The two story lines are about two men, a generation apart. The story of Frank, which occurs in the present is the dominant story and begins with him leaving Canberra for a shack his grandparents had owned outside a small Queensland beach town after his drinking had driven his girlfriend away. He had spent time at the beach as a child and soon after arriving

…he’d found an envelope with a picture of his mum in, taken on one summer holiday at the shack. There she was, hanging up a sheet in the sun, the same wide teeth as him, the same sort of boneless nose….By her shoulder was the window and inside you could just make out a jam jar with a flower in it. It was like being smacked on the arse by God. Couldn’t have been more than a month after she was hanging up that sheet that they’d been driving in his dad’s old brown Holden when a truck hadn’t stopped at the intersection. When he woke up there was no more mum and no more old brown Holden.
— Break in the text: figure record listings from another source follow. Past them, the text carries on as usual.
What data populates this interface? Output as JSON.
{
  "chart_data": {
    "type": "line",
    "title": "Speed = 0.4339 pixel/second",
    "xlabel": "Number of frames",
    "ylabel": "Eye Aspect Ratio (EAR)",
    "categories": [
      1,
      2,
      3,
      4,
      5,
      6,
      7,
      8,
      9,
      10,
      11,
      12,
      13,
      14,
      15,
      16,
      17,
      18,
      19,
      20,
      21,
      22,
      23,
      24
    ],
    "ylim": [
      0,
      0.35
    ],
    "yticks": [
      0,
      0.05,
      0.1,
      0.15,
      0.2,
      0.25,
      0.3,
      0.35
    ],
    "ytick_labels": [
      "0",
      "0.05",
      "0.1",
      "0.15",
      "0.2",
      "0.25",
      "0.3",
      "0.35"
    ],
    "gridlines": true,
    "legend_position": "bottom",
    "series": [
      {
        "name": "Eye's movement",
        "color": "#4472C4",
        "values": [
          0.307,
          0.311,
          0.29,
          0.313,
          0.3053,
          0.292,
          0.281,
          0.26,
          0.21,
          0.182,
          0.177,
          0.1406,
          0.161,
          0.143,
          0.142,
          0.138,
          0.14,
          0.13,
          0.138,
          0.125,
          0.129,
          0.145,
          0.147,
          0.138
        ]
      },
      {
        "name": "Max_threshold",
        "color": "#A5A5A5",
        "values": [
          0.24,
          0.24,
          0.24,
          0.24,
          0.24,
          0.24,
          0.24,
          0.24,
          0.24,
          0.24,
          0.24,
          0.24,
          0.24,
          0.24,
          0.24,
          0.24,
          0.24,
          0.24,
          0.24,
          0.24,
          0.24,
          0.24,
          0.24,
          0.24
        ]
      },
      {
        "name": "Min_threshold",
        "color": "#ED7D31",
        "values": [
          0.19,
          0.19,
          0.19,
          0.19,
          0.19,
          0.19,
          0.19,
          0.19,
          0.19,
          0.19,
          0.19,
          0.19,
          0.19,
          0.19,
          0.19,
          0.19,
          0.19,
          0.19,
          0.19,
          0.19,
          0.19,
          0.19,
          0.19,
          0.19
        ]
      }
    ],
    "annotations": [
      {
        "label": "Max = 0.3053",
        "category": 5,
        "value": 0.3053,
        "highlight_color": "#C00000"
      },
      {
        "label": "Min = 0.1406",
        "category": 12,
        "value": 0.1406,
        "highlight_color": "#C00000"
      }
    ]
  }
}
I guess it’s time for the SPOILER ALERT!

The second story line is about Leon and pretty soon, though not immediately, you realize that Leon is Frank’s father. At first the assumption is that Leon’s failure to be a father (preferring much drinking and women who smelled of piss and smoke) was caused by the death of his wife. As a young man who loved working in his parents’ bakery, he watched as his father went off to Korea and returned a broken man. Then his own experiences in Vietnam were only countered by marriage to the beloved Amy, Frank’s mother.

Frank crashes about in the little town, working occasionally, drinking often, but begins to make friends. Though he eventually makes an effort to connect with his father, he is ultimately unable to forgive him. He finds that Leon has moved to a town Billy Graham visited in 1956 and made a new life for himself there with Christianity at its center. Frank sees a wall hanging embroidered by his father that says “After the fire, a still small voice.”

Turns out this is from 1 Kings 19:12 (King James Version). “And behold, the Lord passed by, and a great and strong wind rent the mountains, and brake in pieces the rocks before the Lord, but the Lord was not in the wind: and after the wind an earthquake;  but the Lord was not in the earthquake. And after the earthquake a fire, but the Lord was not in the fire; and after the fire a still small voice.” According to an online Bible commentary God is telling Elijah who feels abandoned in his combat for the Lord that He is more than just the storm god found in Exodus; he is telling Elijah that the truth of the word is his real power.

Perhaps the 10-year old girl who befriends Frank, along with her parents who were kind to him from the outset are still small voices who can bring him to a better place.

The wonder of this book is its method for unfolding the stories; going from the hard unpleasant facts of what the three generations of men had become to an understanding of how that came to be is a a tough but exhilarating journey.

Evie Wyld, After the Fire, a Still Small Voice,  Vintage Books, 2009, 296 pages. Available at the UVa and public libraries, as well as Amazon.